A hypothetical mechanism underlying the pulmonary vascular remodelling in highlanders, chronic obstructive pulmonary disease (COPD) patients and idiopathic pulmonary arterial hypertension (IPAH) patients. In healthy highlanders, long-term alveolar hypoxia can cause pulmonary vascular alterations, including medial wall thickening and muscularisation of nonmuscularised arterioles with proliferative smooth muscle-like cells (SMLCs). These are caused by the high fluid shear stress owing to hypoxic pulmonary vasoconstriction (HPV), resulting in an elevated pulmonary arterial pressure. In the patients with COPD, both vascular injuries caused by toxic agents and airborne particulates, including tobacco smoke, and the haemodynamic changes induced by the hypoxic condition resulting from the parenchymal destruction and the decreased vascular bed, may have a role in inducing the neointimal lesions consisting of proliferative SMLCs in the pulmonary muscular arteries.

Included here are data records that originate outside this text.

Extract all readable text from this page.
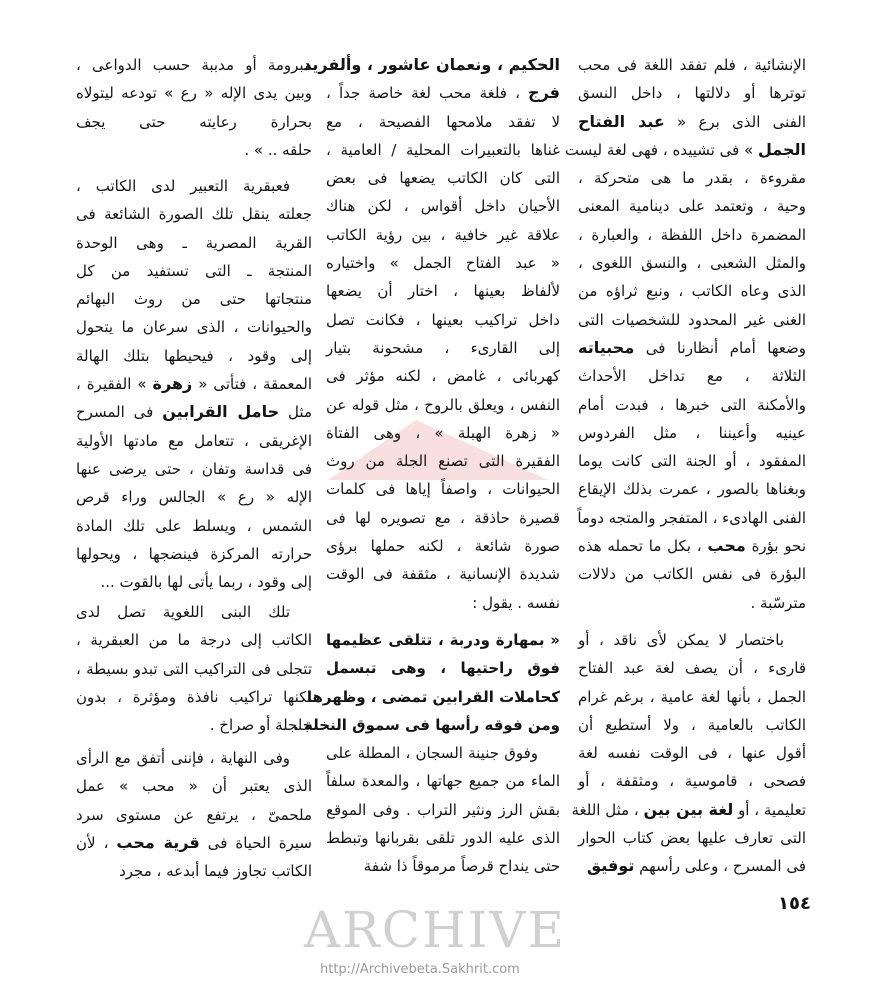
الإنشائية ، فلم تفقد اللغة فى محب
توترها أو دلالتها ، داخل النسق
الفنى الذى برع « عبد الفتاح
الجمل » فى تشييده ، فهى لغة ليست
مقروءة ، بقدر ما هى متحركة ،
وحية ، وتعتمد على دينامية المعنى
المضمرة داخل اللفظة ، والعبارة ،
والمثل الشعبى ، والنسق اللغوى ،
الذى وعاه الكاتب ، ونبع ثراؤه من
الغنى غير المحدود للشخصيات التى
وضعها أمام أنظارنا فى محبياته
الثلاثة ، مع تداخل الأحداث
والأمكنة التى خبرها ، فبدت أمام
عينيه وأعيننا ، مثل الفردوس
المفقود ، أو الجنة التى كانت يوما
وبغناها بالصور ، عمرت بذلك الإيقاع
الفنى الهادىء ، المتفجر والمتجه دوماً
نحو بؤرة محب ، بكل ما تحمله هذه
البؤرة فى نفس الكاتب من دلالات
مترسّبة .
باختصار لا يمكن لأى ناقد ، أو
قارىء ، أن يصف لغة عبد الفتاح
الجمل ، بأنها لغة عامية ، برغم غرام
الكاتب بالعامية ، ولا أستطيع أن
أقول عنها ، فى الوقت نفسه لغة
فصحى ، قاموسية ، ومثقفة ، أو
تعليمية ، أو لغة بين بين ، مثل اللغة
التى تعارف عليها بعض كتاب الحوار
فى المسرح ، وعلى رأسهم توفيق
الحكيم ، ونعمان عاشور ، وألفريد
فرج ، فلغة محب لغة خاصة جداً ،
لا تفقد ملامحها الفصيحة ، مع
غناها بالتعبيرات المحلية / العامية ،
التى كان الكاتب يضعها فى بعض
الأحيان داخل أقواس ، لكن هناك
علاقة غير خافية ، بين رؤية الكاتب
« عبد الفتاح الجمل » واختياره
لألفاظ بعينها ، اختار أن يضعها
داخل تراكيب بعينها ، فكانت تصل
إلى القارىء ، مشحونة بتيار
كهربائى ، غامض ، لكنه مؤثر فى
النفس ، ويعلق بالروح ، مثل قوله عن
« زهرة الهبلة » ، وهى الفتاة
الفقيرة التى تصنع الجلة من روث
الحيوانات ، واصفاً إياها فى كلمات
قصيرة حاذقة ، مع تصويره لها فى
صورة شائعة ، لكنه حملها برؤى
شديدة الإنسانية ، مثقفة فى الوقت
نفسه . يقول :
« بمهارة ودربة ، تتلقى عظيمها
فوق راحتيها ، وهى تبسمل
كحاملات القرابين تمضى ، وظهرها
ومن فوقه رأسها فى سموق النخلة .
وفوق جنينة السجان ، المطلة على
الماء من جميع جهاتها ، والمعدة سلفاً
بقش الرز ونثير التراب . وفى الموقع
الذى عليه الدور تلقى بقربانها وتبطط
حتى ينداح قرصاً مرموقاً ذا شفة
مبرومة أو مدببة حسب الدواعى ،
وبين يدى الإله « رع » تودعه ليتولاه
بحرارة رعايته حتى يجف
حلقه .. » .
فعبقرية التعبير لدى الكاتب ،
جعلته ينقل تلك الصورة الشائعة فى
القرية المصرية ـ وهى الوحدة
المنتجة ـ التى تستفيد من كل
منتجاتها حتى من روث البهائم
والحيوانات ، الذى سرعان ما يتحول
إلى وقود ، فيحيطها بتلك الهالة
المعمقة ، فتأتى « زهرة » الفقيرة ،
مثل حامل القرابين فى المسرح
الإغريقى ، تتعامل مع مادتها الأولية
فى قداسة وتفان ، حتى يرضى عنها
الإله « رع » الجالس وراء قرص
الشمس ، ويسلط على تلك المادة
حرارته المركزة فينضجها ، ويحولها
إلى وقود ، ربما يأتى لها بالقوت ...
تلك البنى اللغوية تصل لدى
الكاتب إلى درجة ما من العبقرية ،
تتجلى فى التراكيب التى تبدو بسيطة ،
لكنها تراكيب نافذة ومؤثرة ، بدون
جلجلة أو صراخ .
وفى النهاية ، فإننى أتفق مع الرأى
الذى يعتبر أن « محب » عمل
ملحمىّ ، يرتفع عن مستوى سرد
سيرة الحياة فى قرية محب ، لأن
الكاتب تجاوز فيما أبدعه ، مجرد
ARCHIVE
http://Archivebeta.Sakhrit.com
١٥٤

These lesions are different from the pulmonary vascular alterations seen in highlanders and in the pulmonary hypertension models induced by chronic hypoxic exposure alone. In the patients with IPAH, the defining pulmonary vascular alterations are complex vascular lesions consisting of phenotypically altered and proliferating endothelial-like cells (ELCs). The distinction between the pathological features in IPAH and COPD seems to largely be the presence or absence of complex vascular lesions with phenotypically altered and proliferating ELCs. EC: endothelial cell; SMC: smooth muscle cell.